While decoupling seismic work from mandatory fire and accessibility upgrades reduces cost barriers, it introduces a real technical risk: seismic retrofit interventions can unintentionally alter fire ratings, compartmentation, or escape routes.

Examples include:

  • Structural strengthening that penetrates fire-rated elements

  • Added bracing or walls that change egress paths

  • Changes in stiffness or deformation demands affecting fire separations

Recommendation:
Require, at minimum, a formal fire safety assessment:

  • Prior to seismic retrofit design approval, and

  • After completion of seismic works

This need not mandate full upgrades, but would ensure that life safety is not inadvertently reduced by otherwise well-intentioned seismic improvements.

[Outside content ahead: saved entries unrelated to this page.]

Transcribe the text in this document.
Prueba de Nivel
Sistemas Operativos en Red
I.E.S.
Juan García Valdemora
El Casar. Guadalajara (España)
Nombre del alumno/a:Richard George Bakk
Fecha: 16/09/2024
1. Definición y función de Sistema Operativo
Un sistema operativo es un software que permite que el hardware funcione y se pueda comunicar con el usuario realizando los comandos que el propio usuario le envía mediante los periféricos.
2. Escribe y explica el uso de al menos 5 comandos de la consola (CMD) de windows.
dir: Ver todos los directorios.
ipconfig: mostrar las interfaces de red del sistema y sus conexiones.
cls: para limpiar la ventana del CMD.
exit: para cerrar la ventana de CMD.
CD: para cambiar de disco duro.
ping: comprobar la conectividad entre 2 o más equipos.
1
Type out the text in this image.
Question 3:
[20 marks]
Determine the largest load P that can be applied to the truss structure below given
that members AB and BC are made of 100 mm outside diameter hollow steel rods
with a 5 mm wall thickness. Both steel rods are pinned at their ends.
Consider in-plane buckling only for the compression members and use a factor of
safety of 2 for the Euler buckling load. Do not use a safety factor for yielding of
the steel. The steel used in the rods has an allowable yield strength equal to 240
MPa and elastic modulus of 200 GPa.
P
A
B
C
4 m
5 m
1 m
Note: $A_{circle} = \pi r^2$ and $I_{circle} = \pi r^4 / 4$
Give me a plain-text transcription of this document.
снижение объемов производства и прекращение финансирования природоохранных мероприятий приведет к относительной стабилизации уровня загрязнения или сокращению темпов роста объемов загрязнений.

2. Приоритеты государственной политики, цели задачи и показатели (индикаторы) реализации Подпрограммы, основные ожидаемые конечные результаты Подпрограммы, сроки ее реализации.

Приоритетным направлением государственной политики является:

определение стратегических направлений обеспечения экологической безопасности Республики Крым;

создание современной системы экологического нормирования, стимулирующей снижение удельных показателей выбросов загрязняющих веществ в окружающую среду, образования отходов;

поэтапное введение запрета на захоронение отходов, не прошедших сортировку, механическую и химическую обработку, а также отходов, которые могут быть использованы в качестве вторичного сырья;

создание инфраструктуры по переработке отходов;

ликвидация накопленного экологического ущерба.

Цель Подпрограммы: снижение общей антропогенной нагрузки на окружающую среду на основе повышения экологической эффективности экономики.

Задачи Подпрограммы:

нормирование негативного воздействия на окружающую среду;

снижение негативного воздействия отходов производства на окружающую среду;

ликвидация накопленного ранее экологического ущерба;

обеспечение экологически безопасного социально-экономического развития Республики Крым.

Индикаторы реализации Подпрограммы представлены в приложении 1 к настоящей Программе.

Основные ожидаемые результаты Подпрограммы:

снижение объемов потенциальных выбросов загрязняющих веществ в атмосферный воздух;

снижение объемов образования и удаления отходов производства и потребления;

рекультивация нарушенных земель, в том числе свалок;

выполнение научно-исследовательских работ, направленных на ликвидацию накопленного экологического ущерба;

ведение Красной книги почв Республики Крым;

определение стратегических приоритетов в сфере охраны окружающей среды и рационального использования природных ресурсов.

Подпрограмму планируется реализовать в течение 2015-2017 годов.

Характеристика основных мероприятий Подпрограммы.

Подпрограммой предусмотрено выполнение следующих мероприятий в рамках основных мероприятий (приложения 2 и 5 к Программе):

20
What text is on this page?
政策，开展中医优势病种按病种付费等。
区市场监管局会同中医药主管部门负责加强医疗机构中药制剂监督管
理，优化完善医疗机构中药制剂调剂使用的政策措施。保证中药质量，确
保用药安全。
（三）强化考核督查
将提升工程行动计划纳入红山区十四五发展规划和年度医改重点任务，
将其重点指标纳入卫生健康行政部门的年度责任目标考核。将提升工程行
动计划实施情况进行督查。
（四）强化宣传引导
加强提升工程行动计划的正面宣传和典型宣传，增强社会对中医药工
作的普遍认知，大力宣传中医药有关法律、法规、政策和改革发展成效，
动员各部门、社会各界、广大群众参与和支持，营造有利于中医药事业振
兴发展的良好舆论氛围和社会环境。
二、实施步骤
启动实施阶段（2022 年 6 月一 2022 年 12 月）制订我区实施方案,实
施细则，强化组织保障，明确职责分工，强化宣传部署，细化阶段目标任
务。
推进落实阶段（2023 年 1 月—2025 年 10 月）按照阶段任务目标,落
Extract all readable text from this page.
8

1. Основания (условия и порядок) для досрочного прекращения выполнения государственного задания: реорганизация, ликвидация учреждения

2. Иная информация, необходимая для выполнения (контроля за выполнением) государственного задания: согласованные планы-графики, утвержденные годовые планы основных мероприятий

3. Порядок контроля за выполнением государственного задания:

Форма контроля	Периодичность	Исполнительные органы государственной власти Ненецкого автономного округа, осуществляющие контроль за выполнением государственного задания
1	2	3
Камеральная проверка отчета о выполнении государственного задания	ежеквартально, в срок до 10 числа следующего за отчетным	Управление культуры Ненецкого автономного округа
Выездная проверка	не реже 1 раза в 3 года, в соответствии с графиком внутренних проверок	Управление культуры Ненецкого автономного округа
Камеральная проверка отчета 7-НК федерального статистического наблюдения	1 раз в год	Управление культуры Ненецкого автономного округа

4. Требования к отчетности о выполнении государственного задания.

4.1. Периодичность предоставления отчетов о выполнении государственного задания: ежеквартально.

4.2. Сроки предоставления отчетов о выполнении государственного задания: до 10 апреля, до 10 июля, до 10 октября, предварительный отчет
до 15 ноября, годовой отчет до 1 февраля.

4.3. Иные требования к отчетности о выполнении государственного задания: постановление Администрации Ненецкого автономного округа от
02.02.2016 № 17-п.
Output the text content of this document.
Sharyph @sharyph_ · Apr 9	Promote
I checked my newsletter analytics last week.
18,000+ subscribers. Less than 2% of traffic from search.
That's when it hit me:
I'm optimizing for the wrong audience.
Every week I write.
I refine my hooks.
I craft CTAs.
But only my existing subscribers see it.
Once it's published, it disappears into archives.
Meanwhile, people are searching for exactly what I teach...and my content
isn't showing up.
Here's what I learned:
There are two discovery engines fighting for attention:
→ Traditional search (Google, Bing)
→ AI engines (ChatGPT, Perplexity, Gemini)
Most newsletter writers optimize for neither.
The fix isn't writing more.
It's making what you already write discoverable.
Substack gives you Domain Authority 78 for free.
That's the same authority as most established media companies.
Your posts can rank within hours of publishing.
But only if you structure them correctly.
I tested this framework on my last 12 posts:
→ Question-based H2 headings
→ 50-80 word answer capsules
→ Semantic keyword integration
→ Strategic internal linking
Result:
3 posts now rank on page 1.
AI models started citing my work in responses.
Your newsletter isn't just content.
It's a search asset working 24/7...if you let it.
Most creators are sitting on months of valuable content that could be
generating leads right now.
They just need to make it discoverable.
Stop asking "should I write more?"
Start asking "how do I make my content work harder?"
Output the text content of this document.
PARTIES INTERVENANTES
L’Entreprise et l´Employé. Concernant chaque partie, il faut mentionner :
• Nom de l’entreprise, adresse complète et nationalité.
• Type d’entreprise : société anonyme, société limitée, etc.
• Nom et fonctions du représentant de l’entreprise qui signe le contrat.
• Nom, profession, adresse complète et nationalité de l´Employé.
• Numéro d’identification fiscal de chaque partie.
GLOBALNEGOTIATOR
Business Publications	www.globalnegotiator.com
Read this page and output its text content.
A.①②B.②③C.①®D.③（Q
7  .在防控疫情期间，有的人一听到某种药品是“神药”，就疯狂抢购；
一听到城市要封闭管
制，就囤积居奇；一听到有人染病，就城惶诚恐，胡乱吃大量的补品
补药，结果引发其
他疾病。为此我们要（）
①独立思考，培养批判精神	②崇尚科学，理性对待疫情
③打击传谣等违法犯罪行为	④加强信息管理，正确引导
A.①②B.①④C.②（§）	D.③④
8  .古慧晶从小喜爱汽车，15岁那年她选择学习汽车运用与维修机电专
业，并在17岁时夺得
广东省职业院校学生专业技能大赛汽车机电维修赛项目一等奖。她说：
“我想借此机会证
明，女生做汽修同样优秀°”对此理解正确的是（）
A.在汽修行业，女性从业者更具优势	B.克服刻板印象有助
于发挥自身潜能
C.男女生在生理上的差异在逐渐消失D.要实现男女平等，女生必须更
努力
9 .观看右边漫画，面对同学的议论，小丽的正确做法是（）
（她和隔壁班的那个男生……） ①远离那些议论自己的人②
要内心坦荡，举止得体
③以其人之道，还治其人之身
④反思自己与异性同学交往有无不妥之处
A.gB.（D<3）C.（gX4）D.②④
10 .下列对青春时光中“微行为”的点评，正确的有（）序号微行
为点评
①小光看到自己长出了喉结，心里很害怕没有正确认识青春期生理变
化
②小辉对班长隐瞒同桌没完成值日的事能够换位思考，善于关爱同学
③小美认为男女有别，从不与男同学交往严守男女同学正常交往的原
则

Recommendation 3: Explicitly enable staged retrofit under a single consent

Many seismic retrofits are best delivered in stages, for reasons of cost, tenant continuity, or technical sequencing. The current consent framework can unintentionally discourage staged delivery.

Recommendation:
Explicitly allow:

  • A single, overarching building consent for an engineered staged retrofit plan, certified upfront by a suitably qualified engineer; and

  • Separate Code Compliance Certificates (CCCs) to be issued at the completion of each defined stage.

This approach would:

  • Improve affordability and feasibility

  • Reduce disruption to building use

  • Encourage earlier commencement of risk-reduction works rather than delay

Recommendation 4: Strengthen communication obligations to building users

Earthquake-prone buildings are often used by tenants, employees, students, customers, or community groups who are not owners but bear the daily risk.

Recommendation:
Require building owners to keep key stakeholders and regular user groups informed of:

  • Earthquake-prone status

  • Required remediation measures

  • Staging plans and timelines

  • Any interim risk-management measures

Clear communication builds trust, supports informed decision-making, and aligns with the Bill’s life-safety objectives.

Conclusion

I support the Bill’s direction and intent. With the refinements outlined above, the legislation would better balance:

  • Technical rigour and public understanding

  • Cost control and secondary safety risks

  • Flexibility and accountability

These recommendations aim to strengthen implementation, not dilute reform. I encourage the Committee to consider them as constructive enhancements to an otherwise well-targeted reset of the earthquake-prone buildings regime.